Long Walk

This article was first published on Essendonfc.com.au on Tuesday, 1 June.

The Long Walk will proceed in Perth this year, occuring before Saturday night’s Dreamtime blockbuster at Optus Stadium.

Indigenous stars and Bomber legends Michael Long and Gavin Wanganeen will lead the walk from Victoria Gardens in East Perth, with formalities commencing from 2:30pm (AWST) before the walk begins at 3:30pm (AWST).

The Long Walk will then proceed along the Swan River foreshore, before turning left over the Matagarup Bridge and finishing at Optus Stadium next to the iconic Nicky Winmar statue.

The Long Walk, now in its 17th year, is a charity inspired by Michael Long's walk to Canberra in 2004 to get the lives of Aboriginal and Torres Strait Islander people back on the national agenda. 

General manager of The Long Walk and Indigenous affairs Leanne Brooke said The Long Walk in Perth would be an historic event. 

“We are really excited and so very proud to be taking The Long Walk to Western Australia in 2021,” Brooke said.

“In 2004, Michael Long undertook his historic Long Walk to Canberra with the aim of elevating the voices of Aboriginal and Torres Strait Islander peoples. Today, we continue to do this and work towards improved health and education outcomes through our iconic ‘Walks’, advocacy and education programs.

“I encourage and invite everyone who is able to do so to join us at this historic event on Saturday in a show of support and unity for Australia’s First Nations peoples, the oldest living cultures on earth.” 

Essendon CEO Xavier Campbell is thrilled the Western Australian public can experience the power of The Long Walk.

“The Long Walk has for more than 15 years created focus and attention on driving improved Indigenous health outcomes,” Campbell said.

“Driven by the selfless and determined efforts of past Essendon player Michael Long, The Long Walk transcends football and I encourage those who can to head to Victoria Gardens in Perth on Saturday for this very moving event.

“It’s a great privilege to bring The Long Walk to Western Australia before our blockbuster clash against Richmond at Optus Stadium.

“We also thank local council and government, as well as the team at Optus Stadium, for their support of The Long Walk in Perth this year. We look forward to seeing as many people there as possible on Saturday to show their support and unity.”  

The Long Walk in Perth timings (all times in WST)

2:30pm – Gather at Victoria Gardens (East Perth) 

3:30pm – Departure for The Long Walk

4:00pm (approximate) – Arrival at Optus Stadium

To register your attendance to The Long Walk in Perth ahead of Saturday, please visit www.thelongwalk.com.au

The Long Walk – Our story
Michael Long is one of the most recognisable Aboriginal figures in AFL football. He played for the Essendon Football Club between 1989 and 2001, was a member of two premiership sides and the winner of the 1993 Norm Smith Medal.

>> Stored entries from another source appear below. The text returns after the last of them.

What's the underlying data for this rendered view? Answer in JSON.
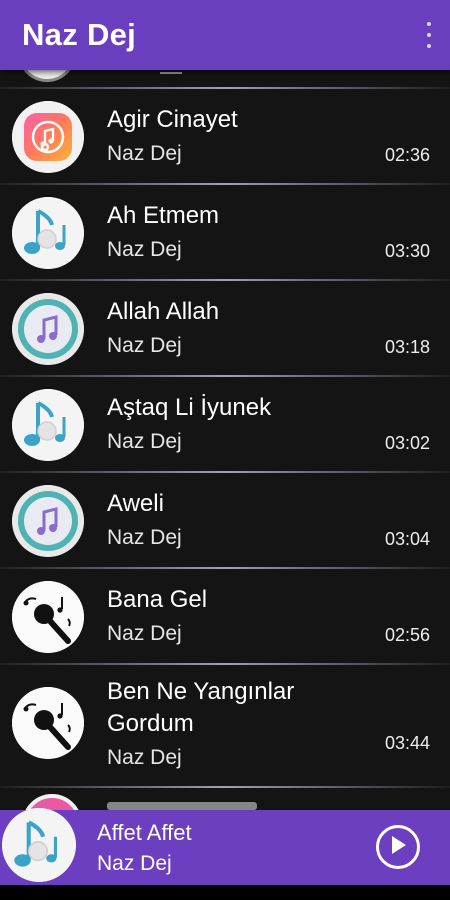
{
  "appbar": {
    "title": "Naz Dej",
    "menu_icon": "more-vert-icon"
  },
  "songs": [
    {
      "title": "Agir Cinayet",
      "artist": "Naz Dej",
      "duration": "02:36",
      "art": "itunes-icon"
    },
    {
      "title": "Ah Etmem",
      "artist": "Naz Dej",
      "duration": "03:30",
      "art": "music-note-icon"
    },
    {
      "title": "Allah Allah",
      "artist": "Naz Dej",
      "duration": "03:18",
      "art": "music-badge-icon"
    },
    {
      "title": "Aştaq Li İyunek",
      "artist": "Naz Dej",
      "duration": "03:02",
      "art": "music-note-icon"
    },
    {
      "title": "Aweli",
      "artist": "Naz Dej",
      "duration": "03:04",
      "art": "music-badge-icon"
    },
    {
      "title": "Bana Gel",
      "artist": "Naz Dej",
      "duration": "02:56",
      "art": "microphone-icon"
    },
    {
      "title": "Ben Ne Yangınlar Gordum",
      "title_line1": "Ben Ne Yangınlar",
      "title_line2": "Gordum",
      "artist": "Naz Dej",
      "duration": "03:44",
      "art": "microphone-icon"
    }
  ],
  "player": {
    "title": "Affet Affet",
    "artist": "Naz Dej",
    "play_icon": "play-icon",
    "art": "music-note-icon"
  },
  "colors": {
    "accent": "#6a3fbf",
    "background": "#141414"
  }
}
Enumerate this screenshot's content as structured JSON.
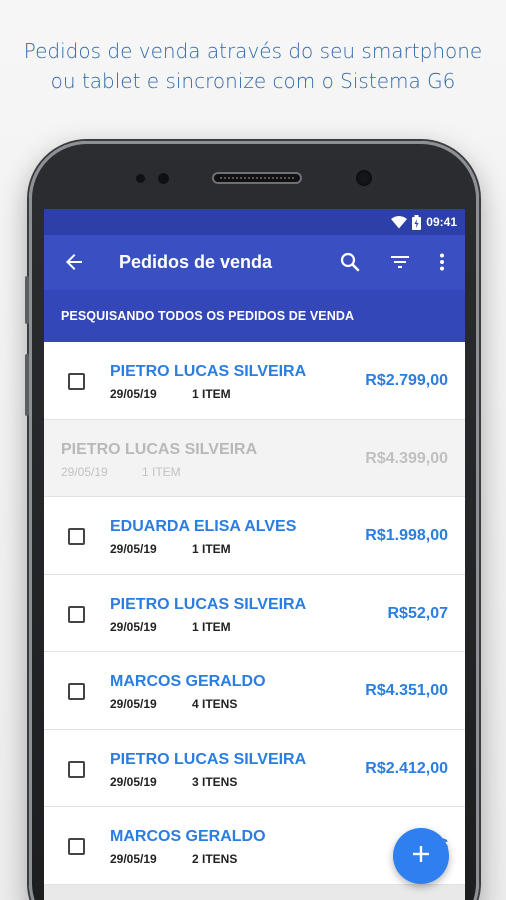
{
  "headline": {
    "line1": "Pedidos de venda através do seu smartphone",
    "line2": "ou tablet e sincronize com o Sistema G6"
  },
  "status_bar": {
    "time": "09:41",
    "icons": [
      "wifi-icon",
      "battery-icon"
    ]
  },
  "app_bar": {
    "title": "Pedidos de venda",
    "icons": [
      "back-arrow-icon",
      "search-icon",
      "filter-icon",
      "more-vert-icon"
    ]
  },
  "subheader": "PESQUISANDO TODOS OS PEDIDOS DE VENDA",
  "orders": [
    {
      "name": "PIETRO LUCAS SILVEIRA",
      "date": "29/05/19",
      "items": "1 ITEM",
      "total": "R$2.799,00",
      "disabled": false
    },
    {
      "name": "PIETRO LUCAS SILVEIRA",
      "date": "29/05/19",
      "items": "1 ITEM",
      "total": "R$4.399,00",
      "disabled": true
    },
    {
      "name": "EDUARDA ELISA ALVES",
      "date": "29/05/19",
      "items": "1 ITEM",
      "total": "R$1.998,00",
      "disabled": false
    },
    {
      "name": "PIETRO LUCAS SILVEIRA",
      "date": "29/05/19",
      "items": "1 ITEM",
      "total": "R$52,07",
      "disabled": false
    },
    {
      "name": "MARCOS GERALDO",
      "date": "29/05/19",
      "items": "4 ITENS",
      "total": "R$4.351,00",
      "disabled": false
    },
    {
      "name": "PIETRO LUCAS SILVEIRA",
      "date": "29/05/19",
      "items": "3 ITENS",
      "total": "R$2.412,00",
      "disabled": false
    },
    {
      "name": "MARCOS GERALDO",
      "date": "29/05/19",
      "items": "2 ITENS",
      "total": "R$",
      "disabled": false
    }
  ],
  "fab": {
    "icon": "plus-icon"
  },
  "colors": {
    "status_bar": "#2d3fa8",
    "app_bar": "#3a50c2",
    "subheader": "#3447b8",
    "accent_text": "#2a7de1",
    "fab": "#2f7ff0",
    "headline": "#2f67a8"
  }
}
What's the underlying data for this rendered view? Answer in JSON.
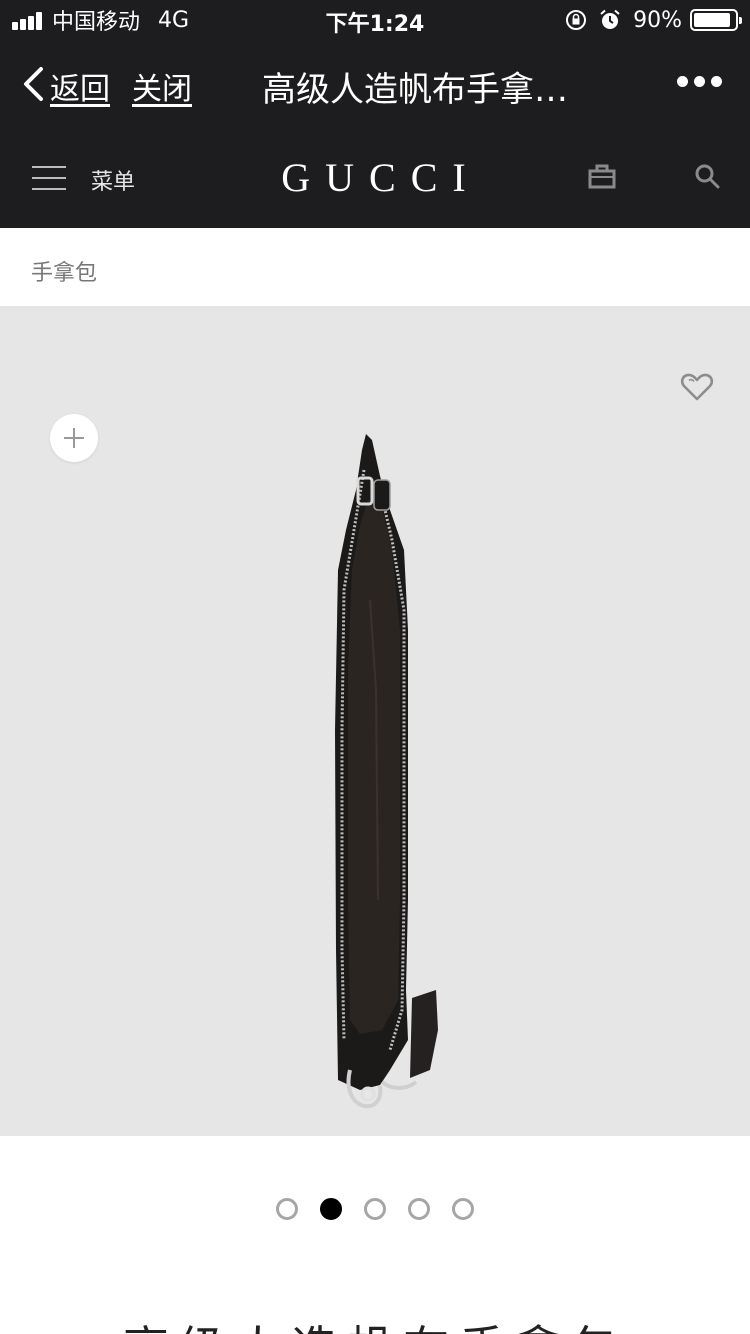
{
  "status_bar": {
    "carrier": "中国移动",
    "network": "4G",
    "time": "下午1:24",
    "battery": "90%",
    "battery_level": 0.9
  },
  "nav": {
    "back_label": "返回",
    "close_label": "关闭",
    "title": "高级人造帆布手拿…",
    "more_icon": "more-dots-icon"
  },
  "site_header": {
    "menu_label": "菜单",
    "logo": "GUCCI",
    "icons": [
      "menu-icon",
      "shopping-bag-icon",
      "search-icon"
    ]
  },
  "breadcrumb": {
    "label": "手拿包"
  },
  "product": {
    "title": "高级人造帆布手拿包",
    "icons": [
      "heart-icon",
      "zoom-plus-icon"
    ]
  },
  "carousel": {
    "total": 5,
    "active_index": 2
  },
  "colors": {
    "header_bg": "#1d1d1f",
    "stage_bg": "#e6e6e6",
    "dot_active": "#000000",
    "dot_inactive": "#a6a6a6"
  }
}
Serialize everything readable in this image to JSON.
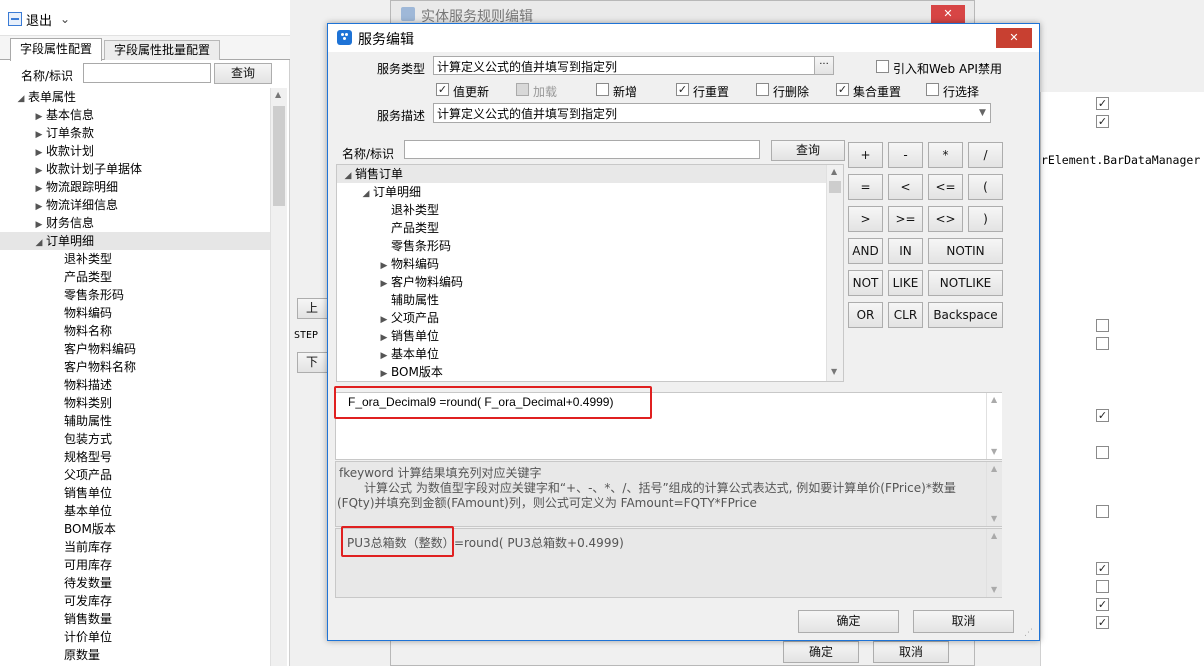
{
  "toolbar": {
    "exit_label": "退出",
    "menu_arrow": "⌄"
  },
  "left": {
    "tabs": [
      "字段属性配置",
      "字段属性批量配置"
    ],
    "search_label": "名称/标识",
    "search_value": "",
    "search_button": "查询",
    "tree": [
      {
        "label": "表单属性",
        "level": 0,
        "expander": "◢"
      },
      {
        "label": "基本信息",
        "level": 1,
        "expander": "▶"
      },
      {
        "label": "订单条款",
        "level": 1,
        "expander": "▶"
      },
      {
        "label": "收款计划",
        "level": 1,
        "expander": "▶"
      },
      {
        "label": "收款计划子单据体",
        "level": 1,
        "expander": "▶"
      },
      {
        "label": "物流跟踪明细",
        "level": 1,
        "expander": "▶"
      },
      {
        "label": "物流详细信息",
        "level": 1,
        "expander": "▶"
      },
      {
        "label": "财务信息",
        "level": 1,
        "expander": "▶"
      },
      {
        "label": "订单明细",
        "level": 1,
        "expander": "◢"
      },
      {
        "label": "退补类型",
        "level": 2,
        "expander": ""
      },
      {
        "label": "产品类型",
        "level": 2,
        "expander": ""
      },
      {
        "label": "零售条形码",
        "level": 2,
        "expander": ""
      },
      {
        "label": "物料编码",
        "level": 2,
        "expander": ""
      },
      {
        "label": "物料名称",
        "level": 2,
        "expander": ""
      },
      {
        "label": "客户物料编码",
        "level": 2,
        "expander": ""
      },
      {
        "label": "客户物料名称",
        "level": 2,
        "expander": ""
      },
      {
        "label": "物料描述",
        "level": 2,
        "expander": ""
      },
      {
        "label": "物料类别",
        "level": 2,
        "expander": ""
      },
      {
        "label": "辅助属性",
        "level": 2,
        "expander": ""
      },
      {
        "label": "包装方式",
        "level": 2,
        "expander": ""
      },
      {
        "label": "规格型号",
        "level": 2,
        "expander": ""
      },
      {
        "label": "父项产品",
        "level": 2,
        "expander": ""
      },
      {
        "label": "销售单位",
        "level": 2,
        "expander": ""
      },
      {
        "label": "基本单位",
        "level": 2,
        "expander": ""
      },
      {
        "label": "BOM版本",
        "level": 2,
        "expander": ""
      },
      {
        "label": "当前库存",
        "level": 2,
        "expander": ""
      },
      {
        "label": "可用库存",
        "level": 2,
        "expander": ""
      },
      {
        "label": "待发数量",
        "level": 2,
        "expander": ""
      },
      {
        "label": "可发库存",
        "level": 2,
        "expander": ""
      },
      {
        "label": "销售数量",
        "level": 2,
        "expander": ""
      },
      {
        "label": "计价单位",
        "level": 2,
        "expander": ""
      },
      {
        "label": "原数量",
        "level": 2,
        "expander": ""
      }
    ]
  },
  "middle": {
    "up_label": "上移",
    "step_label": "STEP",
    "down_label": "下移"
  },
  "back_window": {
    "title": "实体服务规则编辑",
    "right_text": "rElement.BarDataManager",
    "ok_label": "确定",
    "cancel_label": "取消",
    "checks": [
      {
        "checked": true
      },
      {
        "checked": true
      },
      {
        "checked": false
      },
      {
        "checked": false
      },
      {
        "checked": true
      },
      {
        "checked": false
      },
      {
        "checked": false
      },
      {
        "checked": true
      },
      {
        "checked": false
      },
      {
        "checked": true
      },
      {
        "checked": true
      }
    ]
  },
  "dialog": {
    "title": "服务编辑",
    "close_glyph": "✕",
    "service_type_label": "服务类型",
    "service_type_value": "计算定义公式的值并填写到指定列",
    "browse_glyph": "···",
    "webapi_label": "引入和Web API禁用",
    "webapi_checked": false,
    "options": [
      {
        "label": "值更新",
        "checked": true,
        "disabled": false
      },
      {
        "label": "加载",
        "checked": false,
        "disabled": true
      },
      {
        "label": "新增",
        "checked": false,
        "disabled": false
      },
      {
        "label": "行重置",
        "checked": true,
        "disabled": false
      },
      {
        "label": "行删除",
        "checked": false,
        "disabled": false
      },
      {
        "label": "集合重置",
        "checked": true,
        "disabled": false
      },
      {
        "label": "行选择",
        "checked": false,
        "disabled": false
      }
    ],
    "desc_label": "服务描述",
    "desc_value": "计算定义公式的值并填写到指定列",
    "desc_arrow": "▼",
    "search_label": "名称/标识",
    "search_value": "",
    "search_button": "查询",
    "tree": [
      {
        "label": "销售订单",
        "level": 0,
        "expander": "◢"
      },
      {
        "label": "订单明细",
        "level": 1,
        "expander": "◢"
      },
      {
        "label": "退补类型",
        "level": 2,
        "expander": ""
      },
      {
        "label": "产品类型",
        "level": 2,
        "expander": ""
      },
      {
        "label": "零售条形码",
        "level": 2,
        "expander": ""
      },
      {
        "label": "物料编码",
        "level": 2,
        "expander": "▶"
      },
      {
        "label": "客户物料编码",
        "level": 2,
        "expander": "▶"
      },
      {
        "label": "辅助属性",
        "level": 2,
        "expander": ""
      },
      {
        "label": "父项产品",
        "level": 2,
        "expander": "▶"
      },
      {
        "label": "销售单位",
        "level": 2,
        "expander": "▶"
      },
      {
        "label": "基本单位",
        "level": 2,
        "expander": "▶"
      },
      {
        "label": "BOM版本",
        "level": 2,
        "expander": "▶"
      }
    ],
    "operators": [
      [
        "+",
        "-",
        "*",
        "/"
      ],
      [
        "=",
        "<",
        "<=",
        "("
      ],
      [
        ">",
        ">=",
        "<>",
        ")"
      ],
      [
        "AND",
        "IN",
        "NOTIN"
      ],
      [
        "NOT",
        "LIKE",
        "NOTLIKE"
      ],
      [
        "OR",
        "CLR",
        "Backspace"
      ]
    ],
    "formula": "F_ora_Decimal9 =round( F_ora_Decimal+0.4999)",
    "help_line1": "fkeyword  计算结果填充列对应关键字",
    "help_line2": "计算公式     为数值型字段对应关键字和“+、-、*、/、括号”组成的计算公式表达式, 例如要计算单价(FPrice)*数量",
    "help_line3": "(FQty)并填充到金额(FAmount)列，则公式可定义为 FAmount=FQTY*FPrice",
    "preview_field": "PU3总箱数（整数）",
    "preview_rest": " =round( PU3总箱数+0.4999)",
    "ok_label": "确定",
    "cancel_label": "取消"
  },
  "colors": {
    "accent": "#1e73d6",
    "highlight_red": "#e02020"
  }
}
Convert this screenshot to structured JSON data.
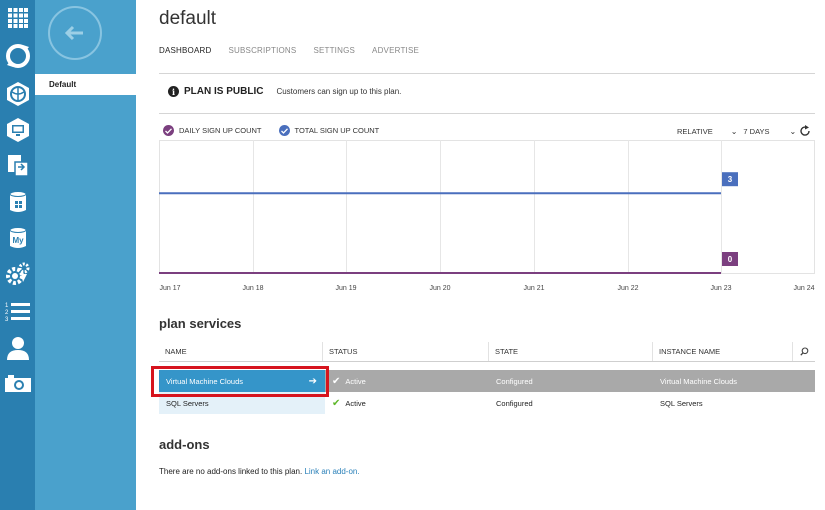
{
  "page": {
    "title": "default"
  },
  "subnav": {
    "selected_item": "Default"
  },
  "tabs": [
    "DASHBOARD",
    "SUBSCRIPTIONS",
    "SETTINGS",
    "ADVERTISE"
  ],
  "banner": {
    "title": "PLAN IS PUBLIC",
    "text": "Customers can sign up to this plan.",
    "info_icon": "i"
  },
  "legend": {
    "daily": "DAILY SIGN UP COUNT",
    "total": "TOTAL SIGN UP COUNT"
  },
  "controls": {
    "mode": "RELATIVE",
    "range": "7 DAYS"
  },
  "chart_data": {
    "type": "line",
    "x": [
      "Jun 17",
      "Jun 18",
      "Jun 19",
      "Jun 20",
      "Jun 21",
      "Jun 22",
      "Jun 23",
      "Jun 24"
    ],
    "series": [
      {
        "name": "TOTAL SIGN UP COUNT",
        "color": "#4a6fbd",
        "values": [
          3,
          3,
          3,
          3,
          3,
          3,
          3
        ]
      },
      {
        "name": "DAILY SIGN UP COUNT",
        "color": "#7b3f7f",
        "values": [
          0,
          0,
          0,
          0,
          0,
          0,
          0
        ]
      }
    ],
    "end_labels": [
      "3",
      "0"
    ],
    "ylim": [
      0,
      5
    ],
    "grid": true
  },
  "services": {
    "heading": "plan services",
    "columns": [
      "NAME",
      "STATUS",
      "STATE",
      "INSTANCE NAME"
    ],
    "rows": [
      {
        "name": "Virtual Machine Clouds",
        "status": "Active",
        "state": "Configured",
        "instance": "Virtual Machine Clouds"
      },
      {
        "name": "SQL Servers",
        "status": "Active",
        "state": "Configured",
        "instance": "SQL Servers"
      }
    ],
    "check_glyph": "✔",
    "arrow_glyph": "➔"
  },
  "addons": {
    "heading": "add-ons",
    "text": "There are no add-ons linked to this plan.",
    "link": "Link an add-on."
  },
  "rail_icons": [
    "grid-icon",
    "automation-icon",
    "web-sites-icon",
    "virtual-machines-icon",
    "provisioning-icon",
    "sql-database-icon",
    "mysql-database-icon",
    "settings-icon",
    "plans-icon",
    "user-icon",
    "camera-icon"
  ]
}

Long championed the Aboriginal and Torres Strait Islander cause within the AFL. In 1995, he made a stand against racial abuse, following an on-field incident with another player, asserting that racism had no place in sport.

Ultimately this led to Long being one of the pioneering forces behind the racial abuse code that was adopted by the AFL in the 1990s. He retired from football in 2001.

In November 2004, Long embarked on an historic trek, walking from his home in the suburbs of Melbourne all the way to Parliament House in Canberra – more than 650 kilometres away.

After returning home from yet another Aboriginal funeral, Long decided that something needed to be done about the plight of his people. He took it upon himself to get Aboriginal and Torres Strait Islander issues back on the national agenda and resolved to meet with then-Prime Minister John Howard to discuss his concerns, even if he had to walk all the way to Canberra to do it.

Long was joined on the road by Aboriginal and non-Aboriginal supporters from all over Australia. Some walked in support for an hour, some for a day and some took the journey all the way to Canberra. As the walkers passed through the Victorian countryside, local people came out to meet them, offering encouragement, support and assistance.

Seeing both Aboriginal and non-Aboriginal people rallying together, Michael’s Long Walk became a mission of hope. The troupe started walking out of frustration and pain but as they walked they began to understand that Australians from all walks of life had been looking for a way to express their support for Aboriginal culture for a long time.